I think that's what RIPE calls a small allocation that goes directly
to the regional registry rather than through the provider. I don't
know offhand where it is first formally defined.

The term is used in draft-hubbard-registry-guidelines-01.txt. For
example page 11:

5. Due to technical and implementation constraints on the Internet
        routing system and the possibility of routing overload, major
        transit providers may need to impose certain restrictions to
        reduce the number of globally advertised routes. This may
        include setting limits on the size of CIDR prefixes added to
        the routing tables, filtering of non-aggregated routes, etc.
        Therefore, addresses obtained directly from regional registry
        (provider-independent, also known as portable) are not
        guaranteed routable on the Internet.

So I guess the term does have some precedent.

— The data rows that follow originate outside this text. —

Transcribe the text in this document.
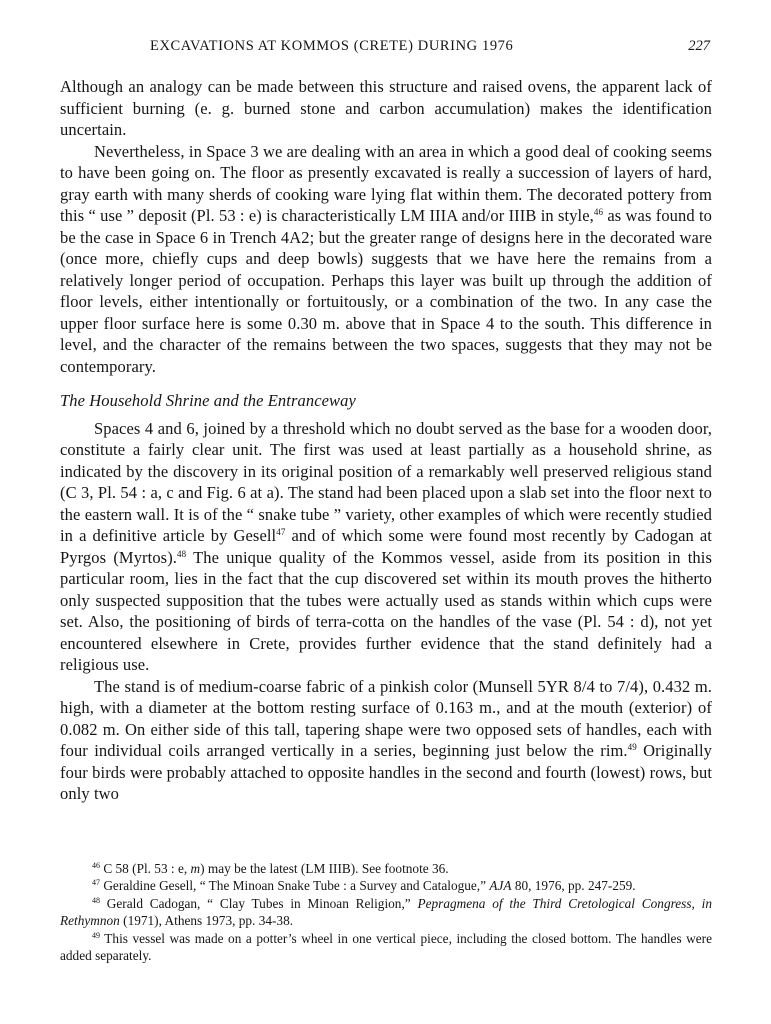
EXCAVATIONS AT KOMMOS (CRETE) DURING 1976	227

Although an analogy can be made between this structure and raised ovens, the apparent lack of sufficient burning (e. g. burned stone and carbon accumulation) makes the identification uncertain.

Nevertheless, in Space 3 we are dealing with an area in which a good deal of cooking seems to have been going on. The floor as presently excavated is really a succession of layers of hard, gray earth with many sherds of cooking ware lying flat within them. The decorated pottery from this “ use ” deposit (Pl. 53 : e) is characteristically LM IIIA and/or IIIB in style,$^{46}$ as was found to be the case in Space 6 in Trench 4A2; but the greater range of designs here in the decorated ware (once more, chiefly cups and deep bowls) suggests that we have here the remains from a relatively longer period of occupation. Perhaps this layer was built up through the addition of floor levels, either intentionally or fortuitously, or a combination of the two. In any case the upper floor surface here is some 0.30 m. above that in Space 4 to the south. This difference in level, and the character of the remains between the two spaces, suggests that they may not be contemporary.

The Household Shrine and the Entranceway

Spaces 4 and 6, joined by a threshold which no doubt served as the base for a wooden door, constitute a fairly clear unit. The first was used at least partially as a household shrine, as indicated by the discovery in its original position of a remarkably well preserved religious stand (C 3, Pl. 54 : a, c and Fig. 6 at a). The stand had been placed upon a slab set into the floor next to the eastern wall. It is of the “ snake tube ” variety, other examples of which were recently studied in a definitive article by Gesell$^{47}$ and of which some were found most recently by Cadogan at Pyrgos (Myrtos).$^{48}$ The unique quality of the Kommos vessel, aside from its position in this particular room, lies in the fact that the cup discovered set within its mouth proves the hitherto only suspected supposition that the tubes were actually used as stands within which cups were set. Also, the positioning of birds of terra-cotta on the handles of the vase (Pl. 54 : d), not yet encountered elsewhere in Crete, provides further evidence that the stand definitely had a religious use.

The stand is of medium-coarse fabric of a pinkish color (Munsell 5YR 8/4 to 7/4), 0.432 m. high, with a diameter at the bottom resting surface of 0.163 m., and at the mouth (exterior) of 0.082 m. On either side of this tall, tapering shape were two opposed sets of handles, each with four individual coils arranged vertically in a series, beginning just below the rim.$^{49}$ Originally four birds were probably attached to opposite handles in the second and fourth (lowest) rows, but only two

$^{46}$ C 58 (Pl. 53 : e, m) may be the latest (LM IIIB). See footnote 36.

$^{47}$ Geraldine Gesell, “ The Minoan Snake Tube : a Survey and Catalogue,” AJA 80, 1976, pp. 247-259.

$^{48}$ Gerald Cadogan, “ Clay Tubes in Minoan Religion,” Pepragmena of the Third Cretological Congress, in Rethymnon (1971), Athens 1973, pp. 34-38.

$^{49}$ This vessel was made on a potter’s wheel in one vertical piece, including the closed bottom. The handles were added separately.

Also, as noted before, the bulk of the long prefixes
blocked by inbound filtering have been obvious mistakes,
such as subnets in the presence of an aggregate, people
forgetting to aggregate at all, and so forth. In each
case the addresses were from what appears to be PA space,
in that the blocks in question were allocated to
providers, rather than end users, and were non-portable.

We advertise a two intentional subnets in the presence of a large
207.24/14 aggregate. These are dual homed. One is a /24, the other a
/22. Both are accepted by other providers but not Sprint. This is OK
since we are primary and Sprint traffic will hit ANS due to the
aggregate and get sent to the other provider if ANS doesn't have the
more specific route, since we take the more specific from the other
provider. There is just a suboptimal backup, but still backup.

The addresses may well have been "backbone-independent",
however, as far as I understand things, that is not the
same thing as "provider-independent".

And where is this defined?

Other than that, I completely agree with you.


I agree that the majority of more specifics are mistakes. We use the
IRR to separate out the inintentional mistakes (the redundancy in that
statement was intentional:). This does protect us against the all too
common case of too ignorant of CIDR to know better and registering the
more specific in the IRR anyway (the intentional mistakes).

Again, different approaches will yield different results.